An upward arrow next to a home represents an increase in existing home sales.
Illustration by Lanette Behiry/Real Estate News

Home sales way up in February, but spring numbers could dip 

NAR reported a big jump in existing home sales from January to February, though sales and prices are down compared to a year ago.

March 21, 2023
3 minutes

Key points:

  • The 14.5% monthly increase was the largest jump in more than two and a half years.
  • Existing home prices dropped slightly compared to Feb. 2022, ending a 131-month streak of year-over-year increases.
  • Low inventory could mean that well-priced homes will still garner multiple offers this spring, but interest rates will drive the market overall.

February's data on existing home sales is a strong indication of how sensitive the housing market is to mortgage interest rates.

The latest report from the National Association of Realtors noted a substantial 14.5% increase in February, pushing the seasonally adjusted rate to 4.58 million. That snapped a 12-month decline in existing home sales and was the biggest one-month increase since July 2020.

While the numbers represent a healthy jump from January, sales were down 22.6% compared to February 2022 and median prices were nearly flat, off 0.2% at $363,000. The small decline ends a streak of 131 consecutive months of year-over-year increases, the longest on record according to NAR.

The rise in sales came at a time when mortgage interest rates steadily declined to nearly 6% at the beginning of February. Rates have risen since then, hitting 6.73% in mid-March before dropping last week to 6.6%.

"Conscious of changing mortgage rates, home buyers are taking advantage of any rate declines," said NAR Chief Economist Lawrence Yun. "Moreover, we're seeing stronger sales gains in areas where home prices are decreasing and the local economies are adding jobs."

However, that trend may not continue. The expectation in the coming months is year-over-year declines in sales and prices, said Keller Williams' Chief Economist Ruben Gonzalez.

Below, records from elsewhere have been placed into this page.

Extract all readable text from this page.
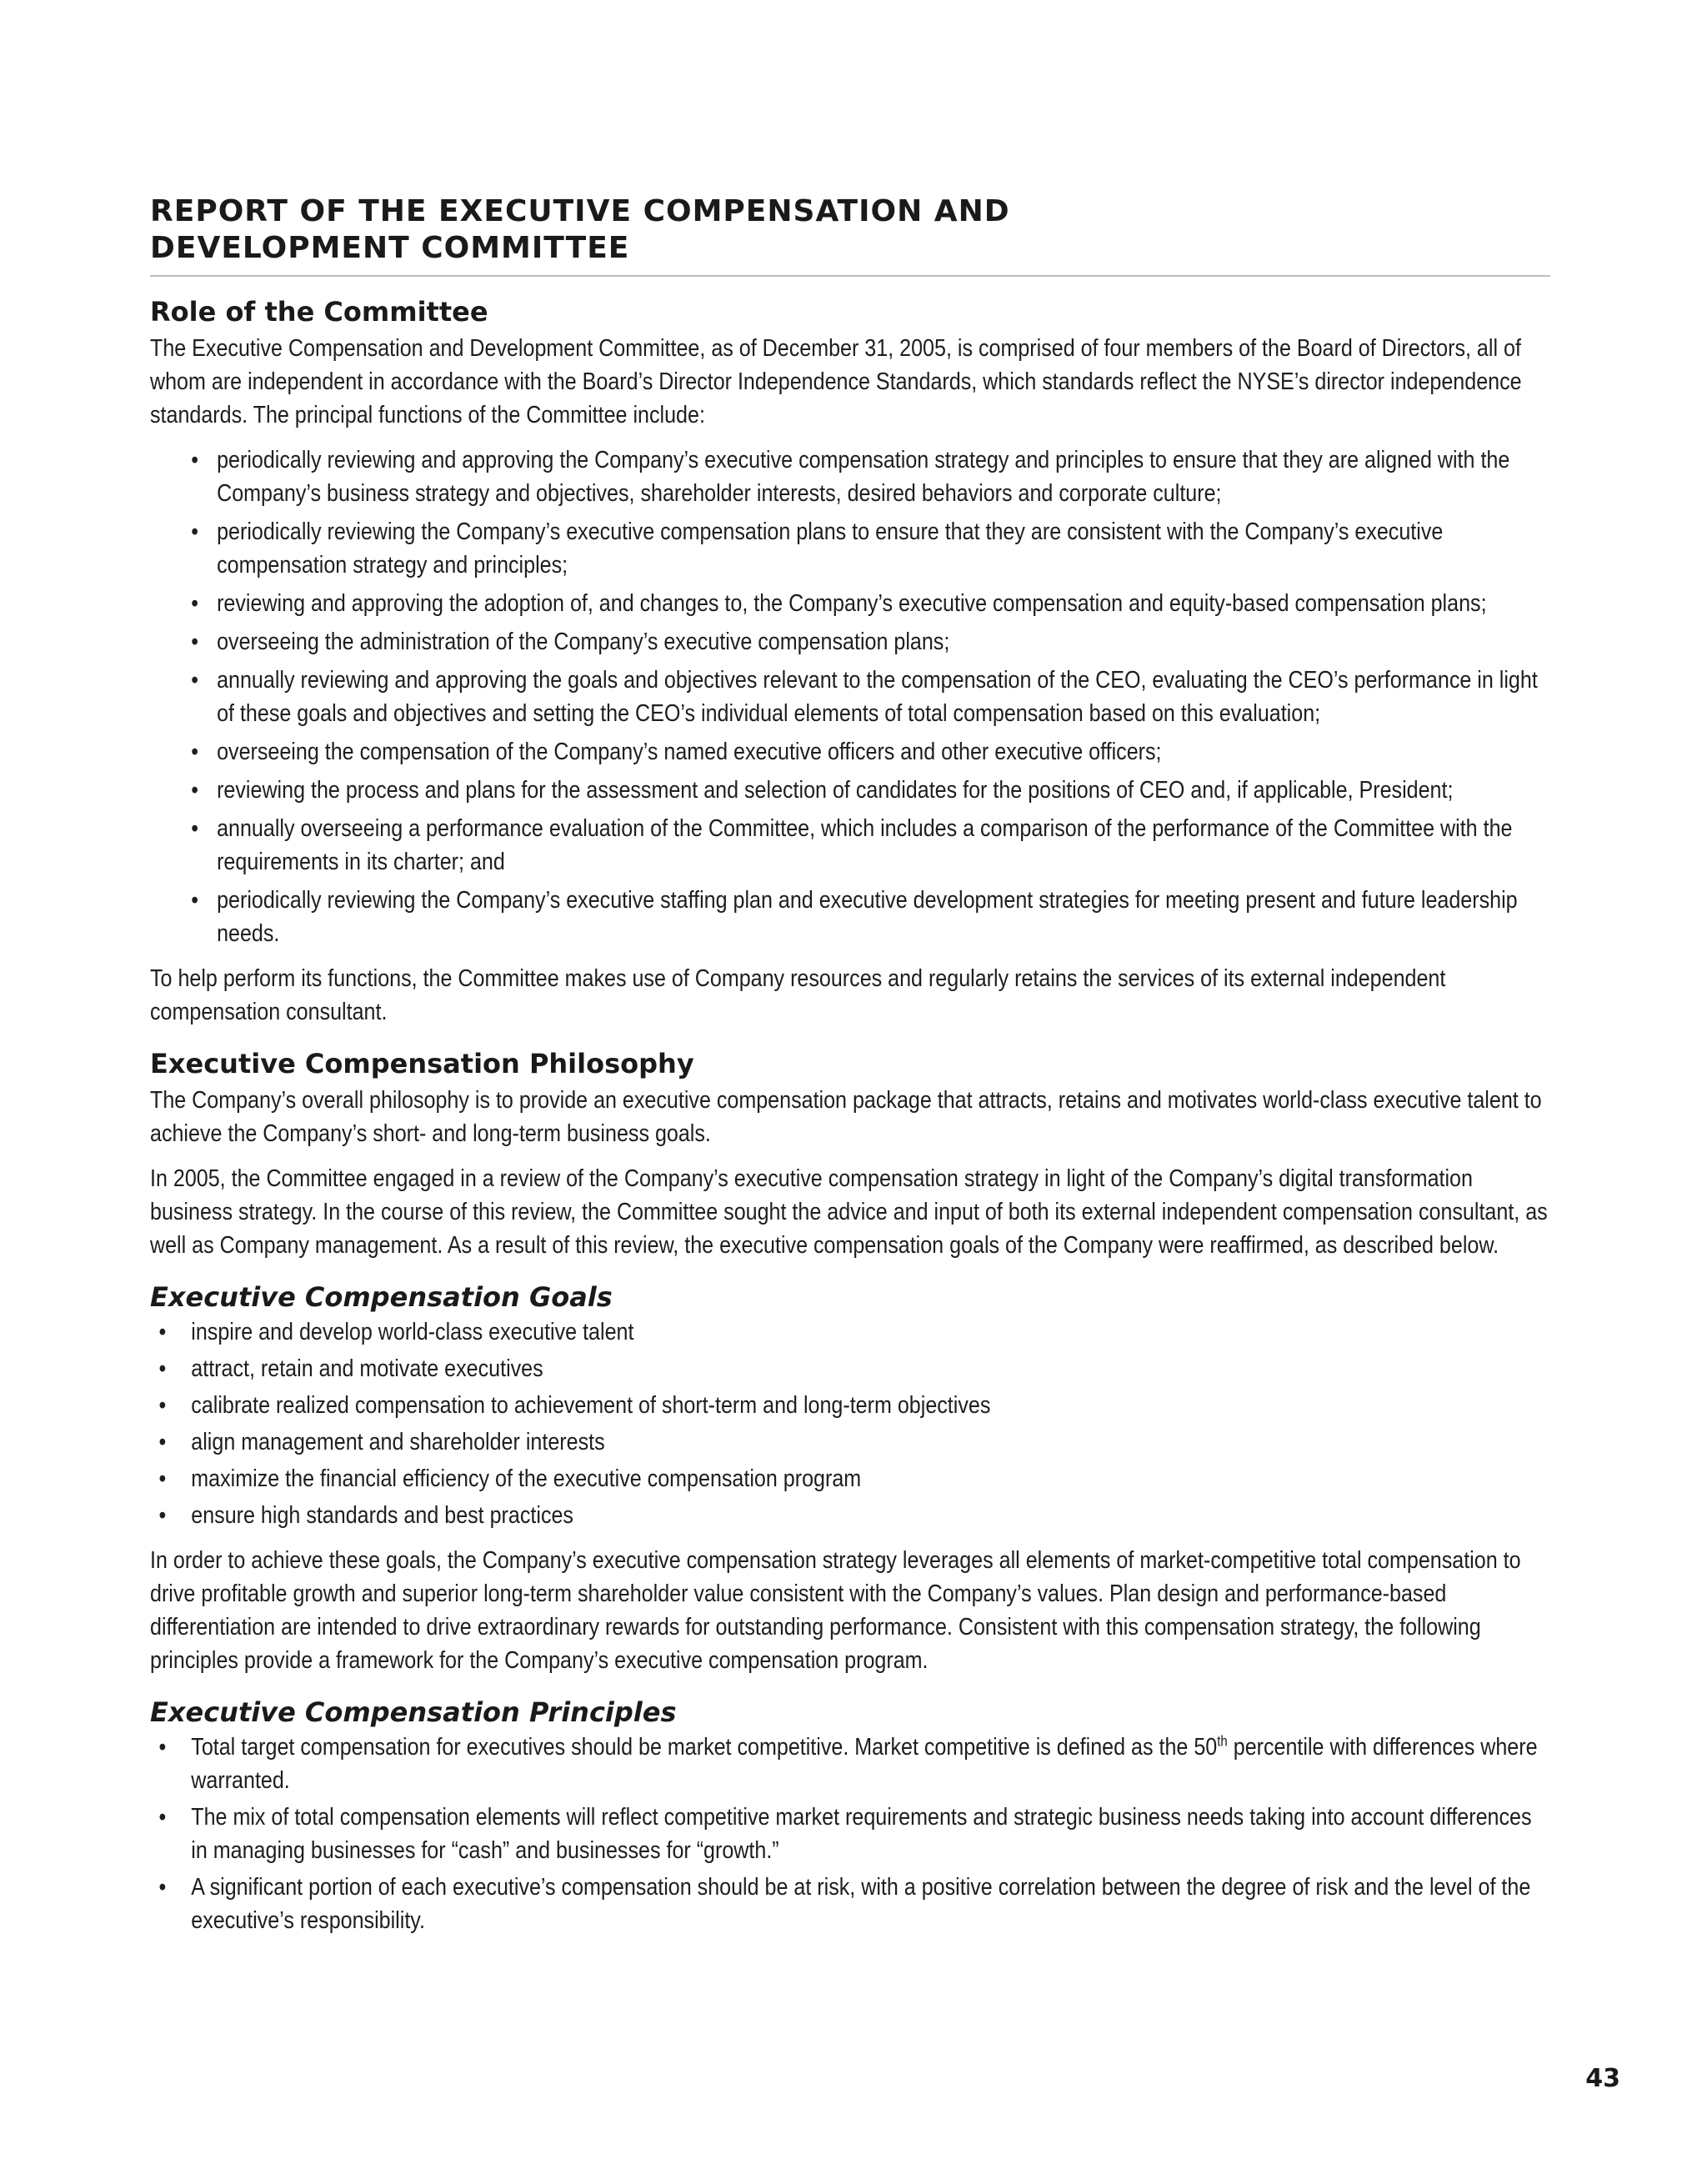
REPORT OF THE EXECUTIVE COMPENSATION AND
DEVELOPMENT COMMITTEE
Role of the Committee

The Executive Compensation and Development Committee, as of December 31, 2005, is comprised of four members of the Board of Directors, all of whom are independent in accordance with the Board’s Director Independence Standards, which standards reflect the NYSE’s director independence standards. The principal functions of the Committee include:

• periodically reviewing and approving the Company’s executive compensation strategy and principles to ensure that they are aligned with the Company’s business strategy and objectives, shareholder interests, desired behaviors and corporate culture;
• periodically reviewing the Company’s executive compensation plans to ensure that they are consistent with the Company’s executive compensation strategy and principles;
• reviewing and approving the adoption of, and changes to, the Company’s executive compensation and equity-based compensation plans;
• overseeing the administration of the Company’s executive compensation plans;
• annually reviewing and approving the goals and objectives relevant to the compensation of the CEO, evaluating the CEO’s performance in light of these goals and objectives and setting the CEO’s individual elements of total compensation based on this evaluation;
• overseeing the compensation of the Company’s named executive officers and other executive officers;
• reviewing the process and plans for the assessment and selection of candidates for the positions of CEO and, if applicable, President;
• annually overseeing a performance evaluation of the Committee, which includes a comparison of the performance of the Committee with the requirements in its charter; and
• periodically reviewing the Company’s executive staffing plan and executive development strategies for meeting present and future leadership needs.

To help perform its functions, the Committee makes use of Company resources and regularly retains the services of its external independent compensation consultant.

Executive Compensation Philosophy

The Company’s overall philosophy is to provide an executive compensation package that attracts, retains and motivates world-class executive talent to achieve the Company’s short- and long-term business goals.

In 2005, the Committee engaged in a review of the Company’s executive compensation strategy in light of the Company’s digital transformation business strategy. In the course of this review, the Committee sought the advice and input of both its external independent compensation consultant, as well as Company management. As a result of this review, the executive compensation goals of the Company were reaffirmed, as described below.

Executive Compensation Goals
• inspire and develop world-class executive talent
• attract, retain and motivate executives
• calibrate realized compensation to achievement of short-term and long-term objectives
• align management and shareholder interests
• maximize the financial efficiency of the executive compensation program
• ensure high standards and best practices

In order to achieve these goals, the Company’s executive compensation strategy leverages all elements of market-competitive total compensation to drive profitable growth and superior long-term shareholder value consistent with the Company’s values. Plan design and performance-based differentiation are intended to drive extraordinary rewards for outstanding performance. Consistent with this compensation strategy, the following principles provide a framework for the Company’s executive compensation program.

Executive Compensation Principles
• Total target compensation for executives should be market competitive. Market competitive is defined as the 50th percentile with differences where warranted.
• The mix of total compensation elements will reflect competitive market requirements and strategic business needs taking into account differences in managing businesses for “cash” and businesses for “growth.”
• A significant portion of each executive’s compensation should be at risk, with a positive correlation between the degree of risk and the level of the executive’s responsibility.
43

"The recent bank failures are likely to weigh on home sales in coming months despite the recent decline in mortgage rates," Gonzalez said in an email, noting that in the past, banking crises often corresponded with protracted housing market downturns and declining home prices.

"Most economic barometers have continued to show strength, but bank failures of this magnitude have rarely left the economy unaffected and it's too soon to know their full impact," said Gonzalez.

Inventory remained at the same levels as January, which is estimated to be 2.6 months supply. With inventory remaining low, Yun said many markets are still seeing multiple offers on some properties despite the overall slowdown in sales.

Limited supply and affordability will likely contribute to a slower spring homebuying season, said Economic Data Analyst Hannah Jones.

"As high prices and elevated mortgage rates continue to stifle buyer activity, this spring's market is expected to be toned down relative to the last couple of years," Jones said. "However, the housing market remains undersupplied, so well-priced, well-maintained listings are likely to draw buyer attention."

The West region saw the biggest month-to-month jump in existing home sales, but also posted the largest drop in price. Sales increased 19.4% in February while the median price was $541,100, down 5.6% from February 2022.

Year-over-year prices increased in the Midwest (up 5%) and South (up 2.7%), while dropping 4.5% in the Northeast. Sales were also slowest in the Northeast between January and February, rising just 4%.

Even with declining mortgage rates in early February, fewer first-time homebuyers entered the market. They were responsible for 27% of sales in February, down from 31% in January and 29% in February 2022.

The report found properties remained on the market an average of 34 days in February, up from 33 days in January and 18 days in February 2022. Most homes (57%) sold in February were on the market less than a month.